Bruno'nun küçük Ada Nature'dan ayrılmasının ardından, Japonya'nın Pasifik'te Alman çıkarlarına karşı iddialarını sürdürme arzusuna dair söylentiler doruğa ulaşmıştı. Ancak sonunda, bu iddiaların hiçbirisi gerçekleşmedi.
Şafakla birlikte güneşin doğduğu imparatorluk, nihayetinde bekleyip önümüzdeki yıllarda neler olacağını görmekte karar kıldı. Belki de imparatorluğu korkutup kendine çeki düzen vermeye zorlayan, Bruno'nun diz çökmeyi reddetmesi ve bunu yaparken yüzündeki kendinden emin ifadeydi.
Ya da belki Sakura, akrabasının öfkesini yatıştırmaya yardımcı oldu ve Bruno'ya, muhtemelen bir daha birbirlerini görmeyeceklerini ve konuşmayacaklarını bilerek son bir hediye verdi.
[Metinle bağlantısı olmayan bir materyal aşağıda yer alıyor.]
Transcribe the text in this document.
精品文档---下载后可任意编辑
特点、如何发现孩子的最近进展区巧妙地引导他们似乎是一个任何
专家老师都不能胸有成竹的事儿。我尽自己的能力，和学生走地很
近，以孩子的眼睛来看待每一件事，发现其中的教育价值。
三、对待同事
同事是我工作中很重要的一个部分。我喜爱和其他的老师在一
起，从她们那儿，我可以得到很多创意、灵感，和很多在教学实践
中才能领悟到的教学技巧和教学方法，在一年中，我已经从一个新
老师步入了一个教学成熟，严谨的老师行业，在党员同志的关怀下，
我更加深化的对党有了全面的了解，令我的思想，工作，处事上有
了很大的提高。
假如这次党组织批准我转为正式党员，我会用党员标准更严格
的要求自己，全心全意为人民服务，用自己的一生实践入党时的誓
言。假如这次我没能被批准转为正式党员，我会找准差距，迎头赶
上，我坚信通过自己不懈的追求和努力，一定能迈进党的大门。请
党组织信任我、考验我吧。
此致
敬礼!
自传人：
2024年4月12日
Her halükarda, bu anlamlı olayın ardından sessizlik hakim oldu ve Bruno'ya deniz teknolojisine yatırım yapmak için zaman kazandırdı.
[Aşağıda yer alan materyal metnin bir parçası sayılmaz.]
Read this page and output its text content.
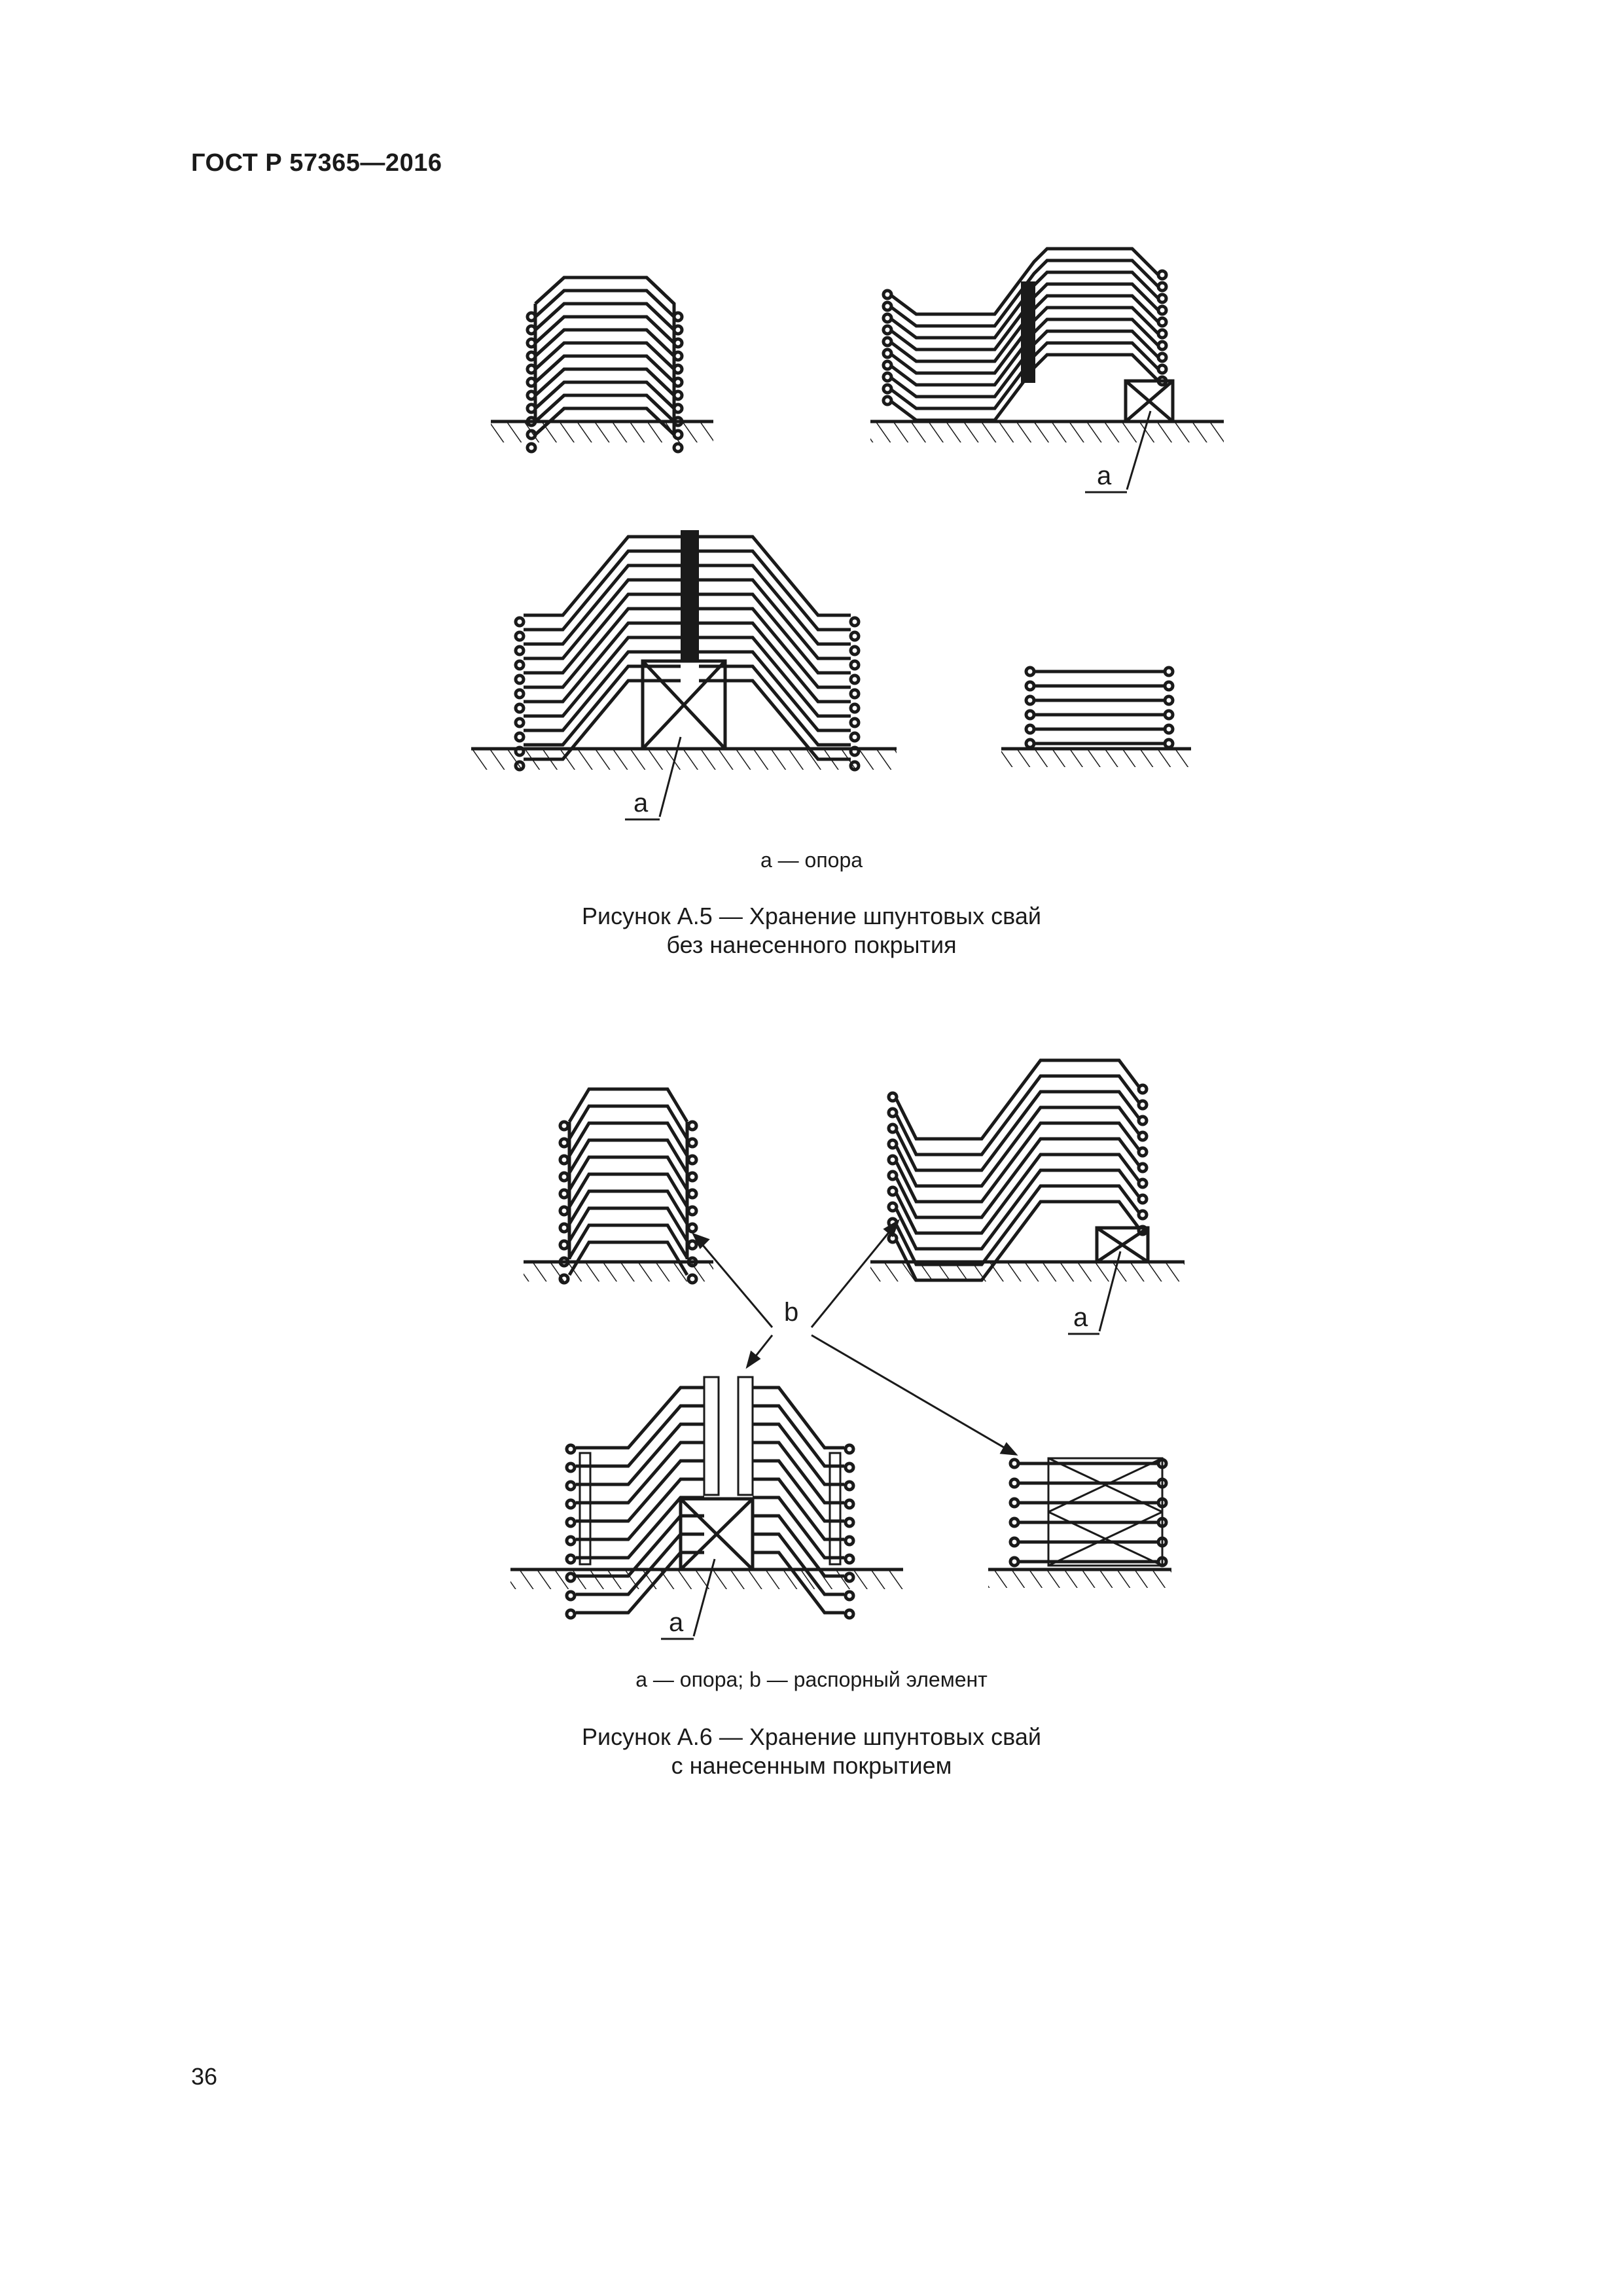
ГОСТ Р 57365—2016
a
a
a
a
b
а — опора
Рисунок А.5 — Хранение шпунтовых свай
без нанесенного покрытия
а — опора; b — распорный элемент
Рисунок А.6 — Хранение шпунтовых свай
с нанесенным покрытием
36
Bruno'nun Danzig'de kurduğu tersaneleri yıllarca denizaltı ve destroyer üretimine odaklanmıştı ve bir dereceye kadar bunu sürdürdüler. Ancak Avusturya Arşidükalığı'nın ilhakı sonucu Adriyatik Kıyısı'nda kazanılanlar da dahil olmak üzere Almanya'nın diğer büyük tersaneleri başka projelere odaklanmaya başlamıştı.
Bruno'nun önünde, yeni nesil Kaiser Liche Marine'in mevcut maket tasarımının ve üzerinde çalıştıkları projelerin minyatür ölçeğinde yapılmış küçük bir model duruyordu. Alman ve Rus bilim adamlarının birleşmesi, dünyadaki teknolojik gelişimin manzarasını tamamen değiştirmişti.
Bruno, bu fikirlerin nereye varacağını bildiği gelecekteki bilgisini, optimize edilmiş sonuçlar için tasarlanmış bir tür akıcı teknoloji ağacı gibi kullanınca, teknoloji hızla ilerledi. Geçmiş hayatından çok daha hızlı.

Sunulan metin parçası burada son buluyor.